Even though they were young and innocent, the four princesses were no daft hermits living in caves when it came to such incidents. They'd been talking amongst themselves in the secrecy of their bedrooms.

"It must be a member of the anti-Arendelle party," decided Gerda to her sisters, "who intended to raid the palace and politically overthrow us. Even if he succeeded, he couldn't try or even dare kill Father. He'd have to go through him first if he were to have what he truly wanted."

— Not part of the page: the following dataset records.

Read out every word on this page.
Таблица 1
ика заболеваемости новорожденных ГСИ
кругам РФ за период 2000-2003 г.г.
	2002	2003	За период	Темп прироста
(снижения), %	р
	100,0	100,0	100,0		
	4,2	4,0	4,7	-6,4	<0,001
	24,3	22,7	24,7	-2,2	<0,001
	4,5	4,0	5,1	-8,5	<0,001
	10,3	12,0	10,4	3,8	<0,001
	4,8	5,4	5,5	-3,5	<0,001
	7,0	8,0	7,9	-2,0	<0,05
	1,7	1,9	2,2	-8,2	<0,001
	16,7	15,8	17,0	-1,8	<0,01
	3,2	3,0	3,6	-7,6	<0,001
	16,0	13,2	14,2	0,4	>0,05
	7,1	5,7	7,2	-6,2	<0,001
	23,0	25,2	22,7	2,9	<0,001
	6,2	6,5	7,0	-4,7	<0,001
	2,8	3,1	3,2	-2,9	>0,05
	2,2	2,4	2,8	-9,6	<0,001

"But the war is still on," Rapunzel said reasonably, "so the palace is meant to be heavily guarded with the best security. Surely you know that."

"Yet he managed to pass through."

"Look, Gerda," sighed Rapunzel, "we don't know who the assassin is. God knows what this man intends to do to us. Maybe eventually the guards will catch him walking freely, or the killer ends up surrendering to the ministry."

But no matter the number of theories the maids and princesses came up with, they did not leave anyone any closer to solving the mystery. And it seemed the war would not make the long-awaited end anytime soon.